The conclusion “Tissue fraction correction and visual analysis increased the sensitivity of predicting the malignancy of pure GGNs on [¹⁸F]FDG PET/CT.” is difficult to state when nodules < 1cm were excluded in this study. The conclusion should be changed.

→ Thanks for the valuable comment. We changed the conclusion as you suggested.

• Page 8 line 285: Tissue fraction correction and visual analysis increased the sensitivity of predicting the malignancy of pure GGNs larger than 1cm on [¹⁸F]FDG PET/CT.

The entire manuscript should be checked for spell and punctuation issues (e.g. line 68 “The”, line 69 “wreting”).

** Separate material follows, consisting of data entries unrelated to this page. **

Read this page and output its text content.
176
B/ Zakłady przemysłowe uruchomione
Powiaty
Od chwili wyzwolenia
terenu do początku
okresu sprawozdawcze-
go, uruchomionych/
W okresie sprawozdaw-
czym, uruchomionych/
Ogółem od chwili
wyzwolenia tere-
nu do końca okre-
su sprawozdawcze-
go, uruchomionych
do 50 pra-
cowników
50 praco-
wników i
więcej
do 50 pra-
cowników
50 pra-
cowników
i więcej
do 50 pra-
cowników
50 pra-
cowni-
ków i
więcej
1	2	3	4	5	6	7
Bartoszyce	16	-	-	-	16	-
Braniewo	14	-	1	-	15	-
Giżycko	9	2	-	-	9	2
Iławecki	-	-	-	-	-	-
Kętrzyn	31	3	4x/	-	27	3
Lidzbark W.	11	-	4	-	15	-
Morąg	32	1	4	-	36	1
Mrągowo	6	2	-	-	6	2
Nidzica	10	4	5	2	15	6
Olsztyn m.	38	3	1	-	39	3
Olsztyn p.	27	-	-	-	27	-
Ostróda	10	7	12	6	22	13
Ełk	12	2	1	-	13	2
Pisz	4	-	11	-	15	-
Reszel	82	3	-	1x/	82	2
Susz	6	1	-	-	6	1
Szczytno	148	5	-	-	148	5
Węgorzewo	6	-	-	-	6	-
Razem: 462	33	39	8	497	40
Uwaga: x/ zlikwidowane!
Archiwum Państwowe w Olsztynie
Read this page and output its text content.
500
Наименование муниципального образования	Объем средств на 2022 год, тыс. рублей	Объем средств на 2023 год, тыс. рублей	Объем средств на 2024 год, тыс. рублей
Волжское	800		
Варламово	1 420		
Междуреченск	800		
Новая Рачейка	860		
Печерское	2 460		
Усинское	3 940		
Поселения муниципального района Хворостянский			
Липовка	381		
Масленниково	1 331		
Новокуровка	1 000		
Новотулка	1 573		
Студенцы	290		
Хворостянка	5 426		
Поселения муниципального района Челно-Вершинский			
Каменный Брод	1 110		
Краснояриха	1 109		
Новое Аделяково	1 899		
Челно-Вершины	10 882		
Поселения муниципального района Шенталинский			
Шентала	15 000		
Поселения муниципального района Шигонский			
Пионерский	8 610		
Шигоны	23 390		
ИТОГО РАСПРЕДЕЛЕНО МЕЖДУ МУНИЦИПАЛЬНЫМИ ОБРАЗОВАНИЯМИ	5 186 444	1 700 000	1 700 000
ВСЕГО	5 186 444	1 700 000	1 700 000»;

→ Thank you for bringing this point to our attention. We have revised our manuscript for language and grammar and enhanced its clarity based on suggestions from a native English editing service.

Reviewer 3 Report

The investigation of  [18F]FDG PET/CT in predicting malignancy of lung GGN was improved by tissue fraction correction and visual analysis is an interesting idea and the result are well written.

Author Response

We are grateful for your thoughtful review.

Reviewer 4 Report

the paper is on using two methods including tissue fraction correction and visual analysis for predicting the malignancy of ground-glass 3
nodules in [18F]FDG PET/CT. The authors explained their experiments and results in a professional way and I think this paper can be helpful for researchers in PET/CT field after several revisions:

1. Rewrite the title, it is difficult to follow
2. the introduction is too short. please add a couple of paragraphs explaining your methods and the novelty of your research
3. please rewrite this sentence "With the development of thin section and high-resolution chest computed 36
   tomography (CT) [1–3], the detection rate of ground-glass nodules (GGN) has also been 37
   increasing."
4. please clarify the betterness of your study compared to previous studies in this field in the discussion section?
5. this sentence does not sound scientific; please rewrite it: Therefore, we think that [18F]FDG PET/CT reflects the histological invasiveness of GGN.
6. Is the visual analysis too time-consuming? what is your suggestion for that? can artificial intelligence be helpful in this regard? discuss this in the discussion.
7. The conclusion is too short. Please add more information

Author Response

We would like to thank the reviewer for detailed comments and hard work. However, on May 6th, we had already been instructed to revise within 10 days based on comments already made by 3 other reviewers. When we received this review, we had already entrusted with the English proofreading. We will respond when the next opportunity arises according to the decision of the editor. Thank you very much for your review.

Round 2

Reviewer 1 Report

The Authors responded adequately to the reviewers' comments.

Reviewer 2 Report

The authors included all required changes in the revised version.